Optimal preprocessing of WiFi CSI for sensing applications
Vishnu V. Ratnam, Hao Chen, Hao Hsuan Chang, Abhishek Sehgal, Jianzhong, Zhang
TL;DR
This work tackles the problem of WiFi CSI-based sensing being degraded by RX gain and synchronization-induced phase errors. It develops a mathematical model separating gain into a slow large-scale term $g^{(1)}_{p}$ and a fast AGC term $g^{(2)}_{p} \in \mathcal{G}$, along with timing error $\tau_{p}$ and common phase error $\psi_{p}$, and proposes theoretically justified preprocessing algorithms to estimate and remove these impairments.
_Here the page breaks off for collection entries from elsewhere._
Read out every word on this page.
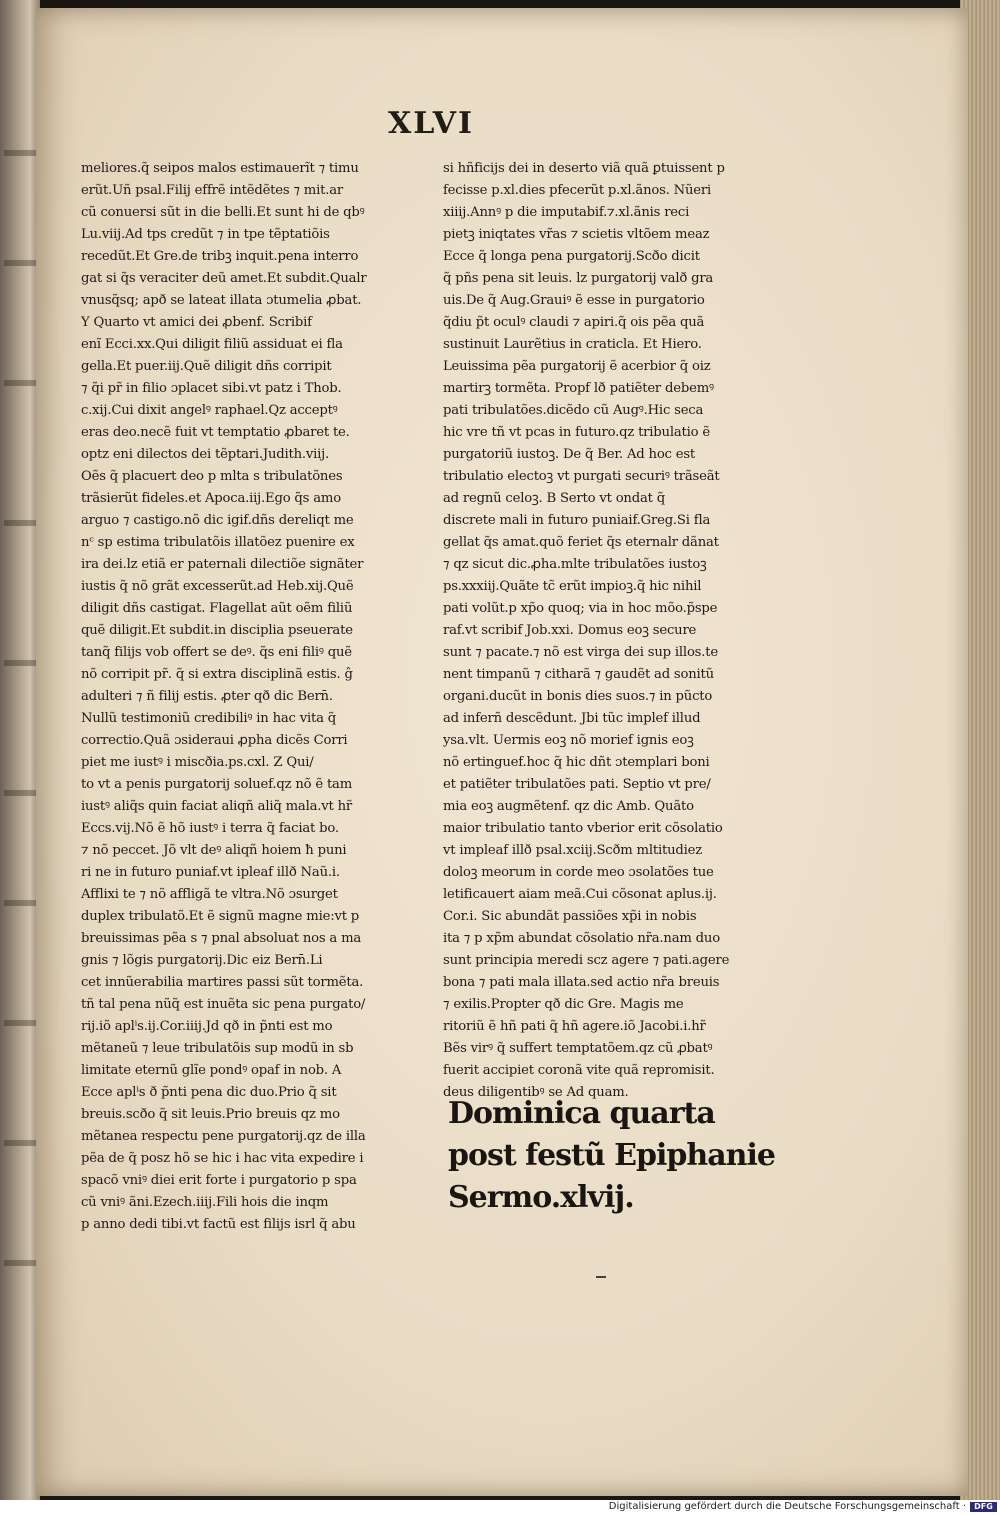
XLVI
meliores.q̃ seipos malos estimauerĩt ⁊ timu
erũt.Uñ psal.Filij effrẽ intẽdẽtes ⁊ mit.ar
cũ conuersi sũt in die belli.Et sunt hi de qbꝰ
Lu.viij.Ad tps credũt ⁊ in tpe tẽptatiõis
recedũt.Et Gre.de tribꝫ inquit.pena interro
gat si q̃s veraciter deũ amet.Et subdit.Qualr
vnusq̃sq; apð se lateat illata ɔtumelia ꝓbat.
Y Quarto vt amici dei ꝓbenf. Scribif
enĩ Ecci.xx.Qui diligit filiũ assiduat ei fla
gella.Et puer.iij.Quẽ diligit dñs corripit
⁊ q̃i pr̃ in filio ɔplacet sibi.vt patz i Thob.
c.xij.Cui dixit angelꝰ raphael.Qz acceptꝰ
eras deo.necẽ fuit vt temptatio ꝓbaret te.
optz eni dilectos dei tẽptari.Judith.viij.
Oẽs q̃ placuert deo p mlta s tribulatõnes
trãsierũt fideles.et Apoca.iij.Ego q̃s amo
arguo ⁊ castigo.nõ dic igif.dñs dereliqt me
nᶜ sp estima tribulatõis illatõez puenire ex
ira dei.lz etiã er paternali dilectiõe signãter
iustis q̃ nõ grãt excesserũt.ad Heb.xij.Quẽ
diligit dñs castigat. Flagellat aũt oẽm filiũ
quẽ diligit.Et subdit.in disciplia pseuerate
tanq̃ filijs vob offert se deꝰ. q̃s eni filiꝰ quẽ
nõ corripit pr̃. q̃ si extra disciplinã estis. ĝ
adulteri ⁊ ñ filij estis. ꝓter qð dic Bern̄.
Nullũ testimoniũ credibiliꝰ in hac vita q̃
correctio.Quã ɔsideraui ꝓpha dicẽs Corri
piet me iustꝰ i miscðia.ps.cxl. Z Qui/
to vt a penis purgatorij soluef.qz nõ ẽ tam
iustꝰ aliq̃s quin faciat aliqñ aliq̃ mala.vt hr̃
Eccs.vij.Nõ ẽ hõ iustꝰ i terra q̃ faciat bo.
⁊ nõ peccet. Jõ vlt deꝰ aliqñ hoiem ħ puni
ri ne in futuro puniaf.vt ipleaf illð Naũ.i.
Afflixi te ⁊ nõ affligã te vltra.Nõ ɔsurget
duplex tribulatõ.Et ẽ signũ magne mie:vt p
breuissimas pẽa s ⁊ pnal absoluat nos a ma
gnis ⁊ lõgis purgatorij.Dic eiz Bern̄.Li
cet innũerabilia martires passi sũt tormẽta.
tñ tal pena nũq̃ est inuẽta sic pena purgato/
rij.iõ aplⁱs.ij.Cor.iiij.Jd qð in p̃nti est mo
mẽtaneũ ⁊ leue tribulatõis sup modũ in sb
limitate eternũ glĩe pondꝰ opaf in nob. A
Ecce aplⁱs ð p̃nti pena dic duo.Prio q̃ sit
breuis.scðo q̃ sit leuis.Prio breuis qz mo
mẽtanea respectu pene purgatorij.qz de illa
pẽa de q̃ posz hõ se hic i hac vita expedire i
spacõ vniꝰ diei erit forte i purgatorio p spa
cũ vniꝰ ãni.Ezech.iiij.Fili hois die inqm
p anno dedi tibi.vt factũ est filijs isrl q̃ abu
si hñficijs dei in deserto viã quã ꝑtuissent p
fecisse p.xl.dies pfecerũt p.xl.ãnos. Nũeri
xiiij.Annꝰ p die imputabif.⁊.xl.ãnis reci
pietꝫ iniqtates vr̃as ⁊ scietis vltõem meaz
Ecce q̃ longa pena purgatorij.Scðo dicit
q̃ pñs pena sit leuis. lz purgatorij valð gra
uis.De q̃ Aug.Grauiꝰ ẽ esse in purgatorio
q̃diu p̃t oculꝰ claudi ⁊ apiri.q̃ ois pẽa quã
sustinuit Laurẽtius in craticla. Et Hiero.
Leuissima pẽa purgatorij ẽ acerbior q̃ oiz
martirꝫ tormẽta. Propf lð patiẽter debemꝰ
pati tribulatões.dicẽdo cũ Augꝰ.Hic seca
hic vre tñ vt pcas in futuro.qz tribulatio ẽ
purgatoriũ iustoꝫ. De q̃ Ber. Ad hoc est
tribulatio electoꝫ vt purgati securiꝰ trãseãt
ad regnũ celoꝫ. B Serto vt ondat q̃
discrete mali in futuro puniaif.Greg.Si fla
gellat q̃s amat.quõ feriet q̃s eternalr dãnat
⁊ qz sicut dic.ꝓha.mlte tribulatões iustoꝫ
ps.xxxiij.Quãte tc̃ erũt impioꝫ.q̃ hic nihil
pati volũt.p xp̃o quoq; via in hoc mõo.p̃spe
raf.vt scribif Job.xxi. Domus eoꝫ secure
sunt ⁊ pacate.⁊ nõ est virga dei sup illos.te
nent timpanũ ⁊ citharã ⁊ gaudẽt ad sonitũ
organi.ducũt in bonis dies suos.⁊ in pũcto
ad inferñ descẽdunt. Jbi tũc implef illud
ysa.vlt. Uermis eoꝫ nõ morief ignis eoꝫ
nõ ertinguef.hoc q̃ hic dñt ɔtemplari boni
et patiẽter tribulatões pati. Septio vt pre/
mia eoꝫ augmẽtenf. qz dic Amb. Quãto
maior tribulatio tanto vberior erit cõsolatio
vt impleaf illð psal.xciij.Scðm mltitudiez
doloꝫ meorum in corde meo ɔsolatões tue
letificauert aiam meã.Cui cõsonat aplus.ij.
Cor.i. Sic abundãt passiões xp̃i in nobis
ita ⁊ p xp̃m abundat cõsolatio nr̃a.nam duo
sunt principia meredi scz agere ⁊ pati.agere
bona ⁊ pati mala illata.sed actio nr̃a breuis
⁊ exilis.Propter qð dic Gre. Magis me
ritoriũ ẽ hñ pati q̃ hñ agere.iõ Jacobi.i.hr̃
Bẽs virꝰ q̃ suffert temptatõem.qz cũ ꝓbatꝰ
fuerit accipiet coronã vite quã repromisit.
deus diligentibꝰ se Ad quam.
Dominica quarta
post festũ Epiphanie
Sermo.xlvij.
Digitalisierung gefördert durch die Deutsche Forschungsgemeinschaft ·	DFG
The contributions include ML-based and clustering-based gain estimators for arbitrary and uniformly spaced AGC grids, and two timing/phase estimation methods tailored to strongly LoS and strongly static channels, all validated on simulated data and a respiration-rate sensing test bed. Results show substantial improvements in sensing performance, with up to $\approx 40$–$200\%$ higher post-cleaning SNR in simulations and around $20\%$ SNR gains in real respiration-rate experiments, illustrating the practical impact for robust WiFi sensing. The work enables more accurate recovery of the true CSI, enabling broader, contact-free sensing applications in smart environments and beyond.
Abstract
Due to its ubiquitous and contact-free nature, the use of WiFi infrastructure for performing sensing tasks has tremendous potential. However, the channel state information (CSI) measured by a WiFi receiver suffers from errors in both its gain and phase, which can significantly hinder sensing tasks. By analyzing these errors from different WiFi receivers, a mathematical model for these gain and phase errors is developed in this work. Based on these models, several theoretically justified preprocessing algorithms for correcting such errors at a receiver and, thus, obtaining clean CSI are presented. Simulation results show that at typical system parameters, the developed algorithms for cleaning CSI can reduce noise by $40$% and $200$%, respectively, compared to baseline methods for gain correction and phase correction, without significantly impacting computational cost. The superiority of the proposed methods is also validated in a real-world test bed for respiration rate monitoring (an example sensing task), where they improve the estimation signal-to-noise ratio by $20$% compared to baseline methods.